One idea is to convert that waste into glass logs.
 
Such is the goal of a $16 billion Department of Energy (DOE) project to build a vitrification plant at the Hanford nuclear site in the Tri-Cities. A critical part of that plan lies with a team of WSU scientists, students and staff in the water research laboratory at Pullman who are developing equipment to help contain liquid waste from the dilapidated reactors.

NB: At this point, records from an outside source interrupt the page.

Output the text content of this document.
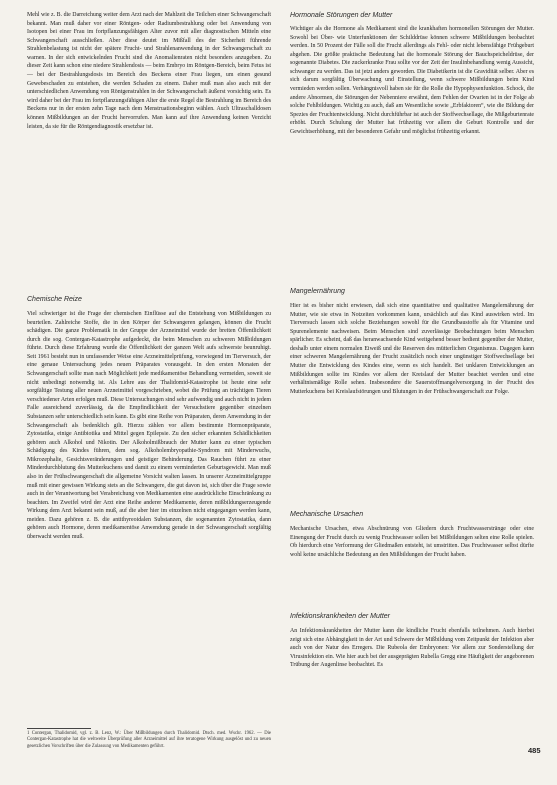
Mehl wie z. B. die Darreichung weiter dem Arzt nach der Mahlzeit die Teilchen einer Schwangerschaft bekannt. Man muß daher vor einer Röntgen- oder Radiumbestrahlung oder bei Anwendung von Isotopen bei einer Frau im fortpflanzungsfähigen Alter zuvor mit aller diagnostischen Mitteln eine Schwangerschaft ausschließen. Aber diese deutet im Mißfall des der Sicherheit führende Strahlenbelastung ist nicht der spätere Frucht- und Strahlenanwendung in der Schwangerschaft zu warnen. In der sich entwickelnden Frucht sind die Anomalienraten nicht besonders anzugeben. Zu dieser Zeit kann schon eine niedere Strahlendosis — beim Embryo im Röntgen-Bereich, beim Fetus ist — bei der Bestrahlungsdosis im Bereich des Beckens einer Frau liegen, um einen gesund Gewebeschaden zu entstehen, die werden Schaden zu einem. Daher muß man also auch mit der unterschiedlichen Anwendung von Röntgenstrahlen in der Schwangerschaft äußerst vorsichtig sein. Es wird daher bei der Frau im fortpflanzungsfähigen Alter die erste Regel die Bestrahlung im Bereich des Beckens nur in der ersten zehn Tage nach dem Menstruationsbeginn wählen. Auch Ultraschalldosen können Mißbildungen an der Frucht hervorrufen. Man kann auf ihre Anwendung keinen Verzicht leisten, da sie für die Röntgendiagnostik ersetzbar ist.

Chemische Reize

Viel schwieriger ist die Frage der chemischen Einflüsse auf die Entstehung von Mißbildungen zu beurteilen. Zahlreiche Stoffe, die in den Körper der Schwangeren gelangen, können die Frucht schädigen. Die ganze Problematik in der Gruppe der Arzneimittel wurde der breiten Öffentlichkeit durch die sog. Contergan-Katastrophe aufgedeckt, die beim Menschen zu schweren Mißbildungen führte. Durch diese Erfahrung wurde die Öffentlichkeit der ganzen Welt aufs schwerste beunruhigt. Seit 1961 besteht nun in umfassender Weise eine Arzneimittelprüfung, vorwiegend im Tierversuch, der eine genaue Untersuchung jedes neuen Präparates vorausgeht. In den ersten Monaten der Schwangerschaft sollte man nach Möglichkeit jede medikamentöse Behandlung vermeiden, soweit sie nicht unbedingt notwendig ist. Als Lehre aus der Thalidomid-Katastrophe ist heute eine sehr sorgfältige Testung aller neuen Arzneimittel vorgeschrieben, wobei die Prüfung an trächtigen Tieren verschiedener Arten erfolgen muß. Diese Untersuchungen sind sehr aufwendig und auch nicht in jedem Falle ausreichend zuverlässig, da die Empfindlichkeit der Versuchstiere gegenüber einzelnen Substanzen sehr unterschiedlich sein kann. Es gibt eine Reihe von Präparaten, deren Anwendung in der Schwangerschaft als bedenklich gilt. Hierzu zählen vor allem bestimmte Hormonpräparate, Zytostatika, einige Antibiotika und Mittel gegen Epilepsie. Zu den sicher erkannten Schädlichkeiten gehören auch Alkohol und Nikotin. Der Alkoholmißbrauch der Mutter kann zu einer typischen Schädigung des Kindes führen, dem sog. Alkoholembryopathie-Syndrom mit Minderwuchs, Mikrozephalie, Gesichtsveränderungen und geistiger Behinderung. Das Rauchen führt zu einer Minderdurchblutung des Mutterkuchens und damit zu einem verminderten Geburtsgewicht. Man muß also in der Frühschwangerschaft die allgemeine Vorsicht walten lassen. In unserer Arzneimittelgruppe muß mit einer gewissen Wirkung stets an die Schwangere, die gut davon ist, sich über die Frage sowie auch in der Verantwortung bei Verabreichung von Medikamenten eine ausdrückliche Einschränkung zu beachten. Im Zweifel wird der Arzt eine Reihe anderer Medikamente, deren mißbildungserzeugende Wirkung dem Arzt bekannt sein muß, auf die aber hier im einzelnen nicht eingegangen werden kann, meiden. Dazu gehören z. B. die antithyreoidalen Substanzen, die sogenannten Zytostatika, dann gehören auch Hormone, deren medikamentöse Anwendung gerade in der Schwangerschaft sorgfältig überwacht werden muß.

1 Contergan, Thalidomid, vgl. z. B. Lenz, W.: Über Mißbildungen durch Thalidomid. Dtsch. med. Wschr. 1962. — Die Contergan-Katastrophe hat die weltweite Überprüfung aller Arzneimittel auf ihre teratogene Wirkung ausgelöst und zu neuen gesetzlichen Vorschriften über die Zulassung von Medikamenten geführt.

Hormonale Störungen der Mutter

Wichtiger als die Hormone als Medikament sind die krankhaften hormonellen Störungen der Mutter. Sowohl bei Über- wie Unterfunktionen der Schilddrüse können schwere Mißbildungen beobachtet werden. In 50 Prozent der Fälle soll die Frucht allerdings als Fehl- oder nicht lebensfähige Frühgeburt abgehen. Die größte praktische Bedeutung hat die hormonale Störung der Bauchspeicheldrüse, der sogenannte Diabetes. Die zuckerkranke Frau sollte vor der Zeit der Insulinbehandlung wenig Aussicht, schwanger zu werden. Das ist jetzt anders geworden. Die Diabetikerin ist die Gravidität selber. Aber es sich darum sorgfältig Überwachung und Einstellung, wenn schwere Mißbildungen beim Kind vermieden werden sollen. Verhängnisvoll haben sie für die Rolle die Hypophysenfunktion. Schock, die andere Abnormen, die Störungen der Nebenniere erwähnt, dem Fehlen der Ovarien ist in der Folge ab solche Fehlbildungen. Wichtig zu auch, daß am Wesentliche sowie „Erbfaktoren“, wie die Bildung der Spezies der Fruchtentwicklung. Nicht durchführbar ist auch der Stoffwechsellage, die Mißgeburtenrate erhöht. Durch Schulung der Mutter hat frühzeitig vor allem die Geburt Kontrolle und der Gewichtserhöhung, mit der besonderen Gefahr und möglichst frühzeitig erkannt.

Mangelernährung

Hier ist es bisher nicht erwiesen, daß sich eine quantitative und qualitative Mangelernährung der Mutter, wie sie etwa in Notzeiten vorkommen kann, ursächlich auf das Kind auswirken wird. Im Tierversuch lassen sich solche Beziehungen sowohl für die Grundbaustoffe als für Vitamine und Spurenelemente nachweisen. Beim Menschen sind zuverlässige Beobachtungen beim Menschen spärlicher. Es scheint, daß das heranwachsende Kind weitgehend besser bedient gegenüber der Mutter, deshalb unter einem normalen Eiweiß und die Reserven des mütterlichen Organismus. Dagegen kann einer schweren Mangelernährung der Frucht zusätzlich noch einer ungünstiger Stoffwechsellage bei Mutter die Entwicklung des Kindes eine, wenn es sich handelt. Bei unklaren Entwicklungen an Mißbildungen sollte im Kindes vor allem der Kreislauf der Mutter beachtet werden und eine verhältnismäßige Rolle sehen. Insbesondere die Sauerstoffmangelversorgung in der Frucht des Mutterkuchens bei Kreislaufstörungen und Blutungen in der Frühschwangerschaft zur Folge.

Mechanische Ursachen

Mechanische Ursachen, etwa Abschnürung von Gliedern durch Fruchtwasserstränge oder eine Einengung der Frucht durch zu wenig Fruchtwasser sollen bei Mißbildungen selten eine Rolle spielen. Ob hierdurch eine Verformung der Gliedmaßen entsteht, ist umstritten. Das Fruchtwasser selbst dürfte wohl keine ursächliche Bedeutung an den Mißbildungen der Frucht haben.

Infektionskrankheiten der Mutter

An Infektionskrankheiten der Mutter kann die kindliche Frucht ebenfalls teilnehmen. Auch hierbei zeigt sich eine Abhängigkeit in der Art und Schwere der Mißbildung vom Zeitpunkt der Infektion aber auch von der Natur des Erregers. Die Rubeola der Embryonen: Vor allem zur Sonderstellung der Virusinfektion ein. Wie hier auch bei der ausgeprägten Rubella Gregg eine Häufigkeit der angeborenen Trübung der Augenlinse beobachtet. Es

485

Mike Barber, director of the State of Washington Water Research Center – together with five faculty members, four graduate students, four undergraduate students and three technical staff – is working around the clock to build and test prototypes of pulsating jet mixers that will be used to keep radioactive fluids in suspension in pretreatment vessels.
 
The project began April 1 and is under a tight six-month deadline to be completed by October. Although not directly funded by the American Recovery and Reinvestment Act, the research ties in closely with a $2 billion stimulus project to accelerate clean-up of the Hanford site.
 
Plutonium problems
Hanford was originally established in 1943 with the intent to manufacture plutonium for atomic bombs. Over its 65-year history, Hanford produced more than 20 million pieces of uranium fuel – a left a legacy of contamination behind.
 
“During the Manhattan Project in the 1930s and 40s, they just threw (nuclear waste) into tanks and buried it,” said Barber. “Now they are starting to leak and contaminating the ground water.”
 
According to DOE, there are 177  tanks, each with a million-gallon capacity, at the Hanford site that have already leaked at least one million gallons of nuclear waste.
 
Before those tanks can be torn down, the waste must be safely removed and stored. The proposal is to pump the nuclear material out of the leaky tanks and then convert it into a solid, glassy substance – by mixing it with silica and subjecting it to intense heat in a process called vitrification.
 
The first step in that process requires transferring the waste material into pretreatment vessels, where it is important that it does not settle out of solution. 
 
“We want to stop the heavy metals from sinking to the bottom of the tanks,” said Mike McKinney, an employee of Energy Solutions out of Richland, who is working with WSU on the project.
 
“The materials need to be in suspension – with the same consistency throughout – for successful vitrification,” he said.
 
To that end, the water research team is building full-scale test pretreatment tanks with pulsating jet mixers (PJM) sealed inside them. Using a vacuum system, the jets will periodically draw in liquid and then discharge — dispersing the particles.
 
“The tanks and mixers must be able to work for 40 years without maintenance and have no moving parts,” said Barber. “No one wants to go inside to work on them, as they’re full of radioactive waste.”
 
Particles and flumes
The WSU water research lab was chosen for the PJM project because of the department’s expertise in water flow and particle entrainment systems. The laboratory is equipped with several flumes (enclosed water chutes) of various sizes which are used to measure how much force and velocity are required to move different types of particles. They also record how long it takes for particles to settle out of solution.
 
“We use similants such as sand, glass beads and clay in place of nuclear waste,” said McKinney. “We are trying to determine how much force it takes to move particles – in order to design nozzles and other elements that will allow the pulse jet mixers to keep the materials in suspension.”
 
“This is a unique application of the PJM,” said Barber. “It has never been used like this before. If it works, it will be used in the vitrification plant in a number of different vessels.”
 
Storage quandary
Once the liquid is removed from nuclear waste during vitrification, the resulting glass logs are still radioactive, but will no longer present a leak hazard.
 
McKinney said that the logs would be stored at Hanford until a permanent disposal site for high-activity nuclear waste can be identified.
 
Earlier this year, President Barack Obama cut funding levels for the controversial Yucca Mountain nuclear-waste repository in Nevada. His administration now plans to “devise a new strategy toward nuclear waste disposal.” At this point, it is undetermined what that strategy will entail.